Newman-Toker DE, Pronovost PJ. JAMA. 2009;301:1060-2.
Studies from autopsy data and malpractice claims consistently identify diagnostic errors as a prominent cause of preventable morbidity and mortality, but as yet error prevention has focused on other areas of patient safety. This commentary discusses individual and systems factors that lead to diagnostic error and proposes steps toward minimizing such problems. In particular, the authors recommend focusing on misdiagnosis-related harm in specific clinical scenarios and using information technology to build decision support into routine clinician work flow. An AHRQ WebM&M perspective discussed cognitive biases that lead to diagnostic error.
Bonis PA, Pickens GT, Rind DM, et al. Int J Med Inform. 2008;77:745-53.
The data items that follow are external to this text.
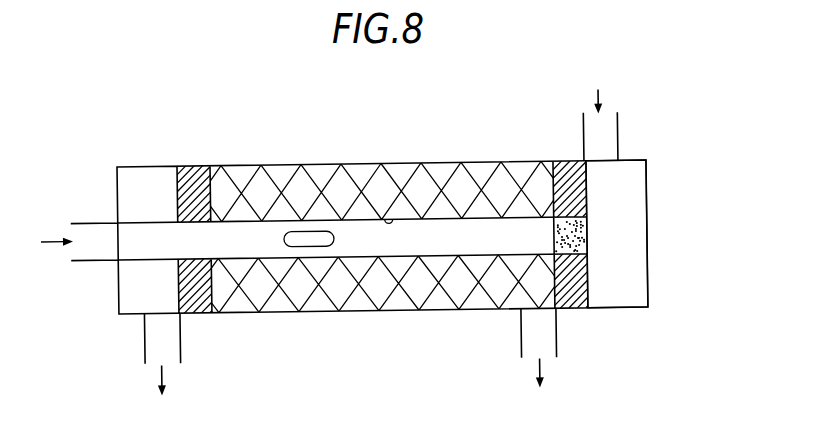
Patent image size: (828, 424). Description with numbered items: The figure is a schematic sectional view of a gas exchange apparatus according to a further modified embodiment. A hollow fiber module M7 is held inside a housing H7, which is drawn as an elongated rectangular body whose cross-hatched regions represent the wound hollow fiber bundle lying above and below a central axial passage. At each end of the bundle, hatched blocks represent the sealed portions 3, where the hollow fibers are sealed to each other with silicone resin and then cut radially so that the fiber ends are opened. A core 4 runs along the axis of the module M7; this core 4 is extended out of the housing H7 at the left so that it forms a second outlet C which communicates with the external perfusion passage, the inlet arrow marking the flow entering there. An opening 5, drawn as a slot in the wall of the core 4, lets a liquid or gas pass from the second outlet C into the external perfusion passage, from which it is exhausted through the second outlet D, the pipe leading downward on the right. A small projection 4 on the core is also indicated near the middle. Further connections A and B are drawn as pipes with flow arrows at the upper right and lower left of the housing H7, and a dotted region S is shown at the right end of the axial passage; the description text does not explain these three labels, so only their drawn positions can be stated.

The sealed portion 3 is at (200, 307).
The core 4 is at (388, 225).
The opening 5 is at (323, 234).
The inlet pipe A is at (618, 147).
The outlet pipe B is at (180, 333).
The second outlet C is at (92, 222).
The second outlet D is at (555, 333).
The sample S is at (552, 224).
The housing H7 is at (337, 318).
The hollow fiber module M7 is at (596, 271).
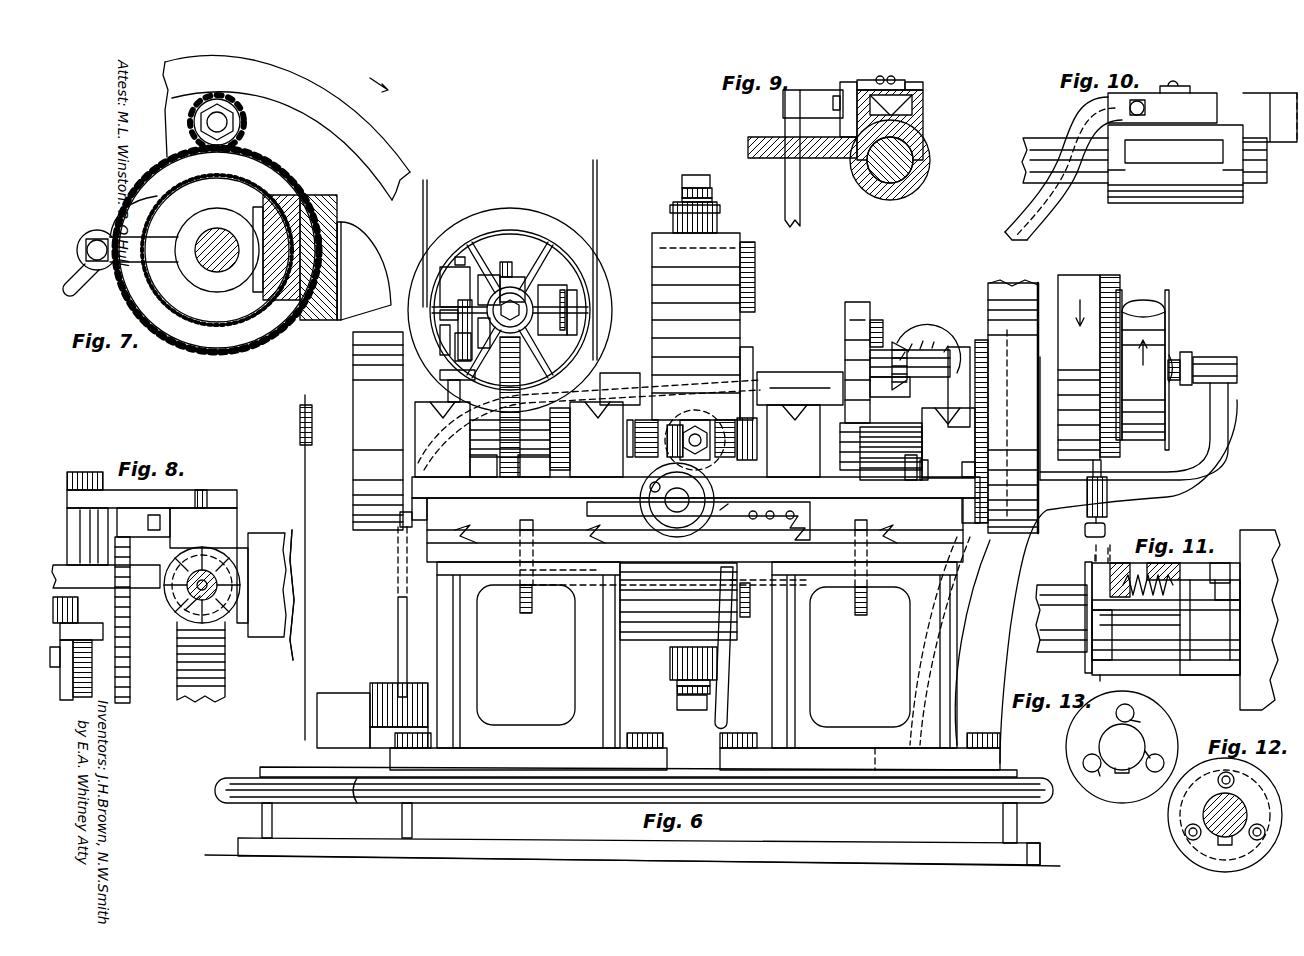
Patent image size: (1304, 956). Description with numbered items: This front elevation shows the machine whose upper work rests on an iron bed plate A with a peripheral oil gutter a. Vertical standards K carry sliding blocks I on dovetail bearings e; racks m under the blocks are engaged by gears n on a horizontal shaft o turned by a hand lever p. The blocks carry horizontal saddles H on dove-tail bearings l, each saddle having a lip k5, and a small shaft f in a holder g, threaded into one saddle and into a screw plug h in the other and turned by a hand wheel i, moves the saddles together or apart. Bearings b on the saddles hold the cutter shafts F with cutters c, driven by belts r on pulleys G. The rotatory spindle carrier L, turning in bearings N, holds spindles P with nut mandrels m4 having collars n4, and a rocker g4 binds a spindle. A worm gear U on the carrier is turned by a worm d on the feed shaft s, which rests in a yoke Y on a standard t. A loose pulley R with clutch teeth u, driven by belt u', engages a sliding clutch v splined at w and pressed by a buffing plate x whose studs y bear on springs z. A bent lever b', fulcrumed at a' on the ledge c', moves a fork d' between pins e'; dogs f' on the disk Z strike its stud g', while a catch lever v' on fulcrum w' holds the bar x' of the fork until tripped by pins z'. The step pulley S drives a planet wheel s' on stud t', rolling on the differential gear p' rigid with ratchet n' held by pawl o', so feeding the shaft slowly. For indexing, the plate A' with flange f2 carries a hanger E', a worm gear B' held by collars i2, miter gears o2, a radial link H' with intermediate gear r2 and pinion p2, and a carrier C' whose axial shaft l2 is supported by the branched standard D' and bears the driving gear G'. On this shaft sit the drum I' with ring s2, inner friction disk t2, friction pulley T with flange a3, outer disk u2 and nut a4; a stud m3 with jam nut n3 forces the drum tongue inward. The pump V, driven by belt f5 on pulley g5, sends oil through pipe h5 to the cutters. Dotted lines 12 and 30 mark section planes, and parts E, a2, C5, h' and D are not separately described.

In FIG. 6, the bed plate A is at (632, 816).
In FIG. 6, the peripheral gutter a is at (634, 790).
In FIG. 6, the standards K is at (695, 666).
In FIG. 6, the gears n is at (693, 656).
In FIG. 6, the sliding blocks I is at (695, 530).
In FIG. 6, the saddles H is at (696, 487).
In FIG. 6, the dovetail bearings e is at (683, 545).
In FIG. 6, the racks m is at (533, 524).
In FIG. 6, the dove-tail bearings l is at (696, 500).
In FIG. 6, the holder g is at (610, 425).
In FIG. 8, the small shaft f is at (201, 597).
In FIG. 6, the small shaft f is at (723, 514).
In FIG. 6, the screw plug h is at (719, 338).
In FIG. 6, the hand wheel i is at (652, 520).
In FIG. 6, the cutters c is at (690, 477).
In FIG. 6, the horizontal shaft o is at (678, 601).
In FIG. 6, the rocker g4 is at (755, 262).
In FIG. 6, the spindles P is at (673, 218).
In FIG. 6, the hand lever p is at (733, 648).
In FIG. 6, the nut h' is at (692, 711).
In FIG. 6, the collar n4 is at (667, 697).
In FIG. 6, the mandrels m4 is at (712, 196).
In FIG. 6, the collar C5 is at (720, 208).
In FIG. 6, the spindle carrier L is at (696, 326).
In FIG. 6, the circular flange f2 is at (748, 358).
In FIG. 6, the bearings N is at (790, 380).
In FIG. 6, the circular plate A' is at (857, 353).
In FIG. 6, the hanger E' is at (890, 346).
In FIG. 6, the shaft E is at (915, 344).
In FIG. 6, the miter gears o2 is at (903, 354).
In FIG. 6, the radial link H' is at (959, 377).
In FIG. 6, the intermediate gear r2 is at (988, 400).
In FIG. 6, the spur pinion p2 is at (1001, 423).
In FIG. 6, the bearings b is at (695, 440).
In FIG. 6, the cutter shafts F is at (927, 446).
In FIG. 8, the worm gear U is at (215, 680).
In FIG. 6, the worm gear U is at (510, 448).
In FIG. 6, the crank a2 is at (695, 420).
In FIG. 10, the carrier C' is at (1174, 151).
In FIG. 6, the carrier C' is at (891, 462).
In FIG. 6, the worm gear B' is at (911, 476).
In FIG. 6, the jam nuts i2 is at (932, 465).
In FIG. 6, the driving gear G' is at (962, 472).
In FIG. 7, the step pulley S is at (286, 127).
In FIG. 6, the step pulley S is at (543, 220).
In FIG. 6, the belt u' is at (519, 238).
In FIG. 11, the belt pulley R is at (1260, 620).
In FIG. 6, the belt pulley R is at (495, 232).
In FIG. 7, the feed shaft s is at (221, 250).
In FIG. 9, the feed shaft s is at (890, 169).
In FIG. 10, the feed shaft s is at (1144, 173).
In FIG. 11, the feed shaft s is at (1061, 629).
In FIG. 12, the feed shaft s is at (1217, 818).
In FIG. 6, the feed shaft s is at (510, 310).
In FIG. 8, the fulcrum a' is at (85, 469).
In FIG. 6, the fulcrum a' is at (455, 267).
In FIG. 8, the bent lever b' is at (87, 536).
In FIG. 6, the bent lever b' is at (481, 301).
In FIG. 8, the vertical pins e' is at (152, 486).
In FIG. 6, the vertical pins e' is at (514, 257).
In FIG. 7, the yoke Y is at (258, 215).
In FIG. 8, the yoke Y is at (267, 585).
In FIG. 9, the yoke Y is at (923, 113).
In FIG. 10, the yoke Y is at (1222, 203).
In FIG. 6, the yoke Y is at (548, 285).
In FIG. 8, the catch lever v' is at (133, 620).
In FIG. 9, the catch lever v' is at (802, 158).
In FIG. 10, the catch lever v' is at (1063, 168).
In FIG. 6, the catch lever v' is at (486, 289).
In FIG. 8, the fork d' is at (209, 565).
In FIG. 9, the fork d' is at (919, 74).
In FIG. 10, the fork d' is at (1270, 104).
In FIG. 6, the fork d' is at (512, 288).
In FIG. 6, the plate D is at (575, 312).
In FIG. 7, the standard t is at (366, 271).
In FIG. 8, the standard t is at (282, 599).
In FIG. 6, the standard t is at (530, 407).
In FIG. 8, the peripheral dogs f' is at (87, 668).
In FIG. 6, the peripheral dogs f' is at (483, 333).
In FIG. 6, the projecting pin z' is at (474, 355).
In FIG. 8, the disk Z is at (61, 670).
In FIG. 6, the disk Z is at (448, 392).
In FIG. 6, the belt pulleys G is at (677, 511).
In FIG. 6, the pulley g5 is at (305, 408).
In FIG. 6, the belts r is at (695, 406).
In FIG. 6, the horizontal lip k5 is at (691, 554).
In FIG. 6, the pipe h5 is at (398, 614).
In FIG. 6, the belt f5 is at (305, 596).
In FIG. 6, the rotary pump V is at (390, 683).
In FIG. 6, the hollow drum I' is at (1079, 367).
In FIG. 6, the removable ring s2 is at (1110, 285).
In FIG. 6, the inner friction disk t2 is at (1122, 295).
In FIG. 6, the friction belt pulley T is at (1143, 370).
In FIG. 6, the outer flange a3 is at (1168, 292).
In FIG. 6, the nut a4 is at (1185, 352).
In FIG. 6, the axial shaft l2 is at (1200, 357).
In FIG. 6, the outer friction disk u2 is at (1175, 382).
In FIG. 6, the branched standard D' is at (1082, 573).
In FIG. 6, the jam nut n3 is at (1107, 512).
In FIG. 6, the stud m3 is at (1085, 530).
In FIG. 11, the line 30 is at (1086, 550).
In FIG. 6, the line 30 is at (1092, 476).
In FIG. 11, the dotted section line 12 is at (1110, 616).
In FIG. 7, the planet wheel s' is at (210, 122).
In FIG. 7, the rigid stud t' is at (234, 118).
In FIG. 7, the gear p' is at (217, 250).
In FIG. 7, the ratchet n' is at (217, 250).
In FIG. 7, the detent pawl o' is at (120, 246).
In FIG. 8, the fulcrum w' is at (143, 522).
In FIG. 9, the fulcrum w' is at (820, 109).
In FIG. 10, the fulcrum w' is at (1162, 108).
In FIG. 8, the horizontal ledge c' is at (106, 576).
In FIG. 9, the horizontal ledge c' is at (802, 157).
In FIG. 8, the clutch v is at (193, 585).
In FIG. 11, the clutch v is at (1166, 619).
In FIG. 12, the clutch v is at (1227, 815).
In FIG. 8, the spline w is at (202, 563).
In FIG. 11, the spline w is at (1102, 639).
In FIG. 8, the worm d is at (175, 615).
In FIG. 8, the stud g' is at (81, 615).
In FIG. 6, the stud g' is at (434, 340).
In FIG. 9, the short bar x' is at (880, 73).
In FIG. 10, the short bar x' is at (1170, 78).
In FIG. 11, the buffing plate x is at (1076, 617).
In FIG. 13, the buffing plate x is at (1122, 747).
In FIG. 11, the studs y is at (1101, 556).
In FIG. 13, the studs y is at (1140, 722).
In FIG. 11, the springs z is at (1150, 599).
In FIG. 12, the springs z is at (1210, 807).
In FIG. 11, the clutch teeth u is at (1220, 562).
This study discovered that hospitals providing access to a popular clinical knowledge support system (called "UpToDate") were associated with improved health outcomes and shorter length of stay. However, use of the application itself may only be a marker rather than a direct cause of a hospital's favorable outcomes.
McGregor JC, Weekes E, Forrest GN, et al. J Am Med Inform Assoc. 2006;13:378-84.
Clinical decision support systems (CDSS) are being increasingly incorporated into electronic medical record systems. In this quasi-randomized study conducted at an academic medical center, the CDSS combined laboratory and pharmacy data to provide guidance on appropriate antimicrobial therapy to the hospital's antibiotic management team. The antibiotic management team made significantly more interventions on patients randomized to the intervention arm, resulting in cost savings for the hospital. The CDSS was also more efficient, saving the team nearly 1 hour per day. A prior systematic review revealed that CDSS have been broadly effective at changing provider behavior, but their effect on patient outcomes remains to be determined.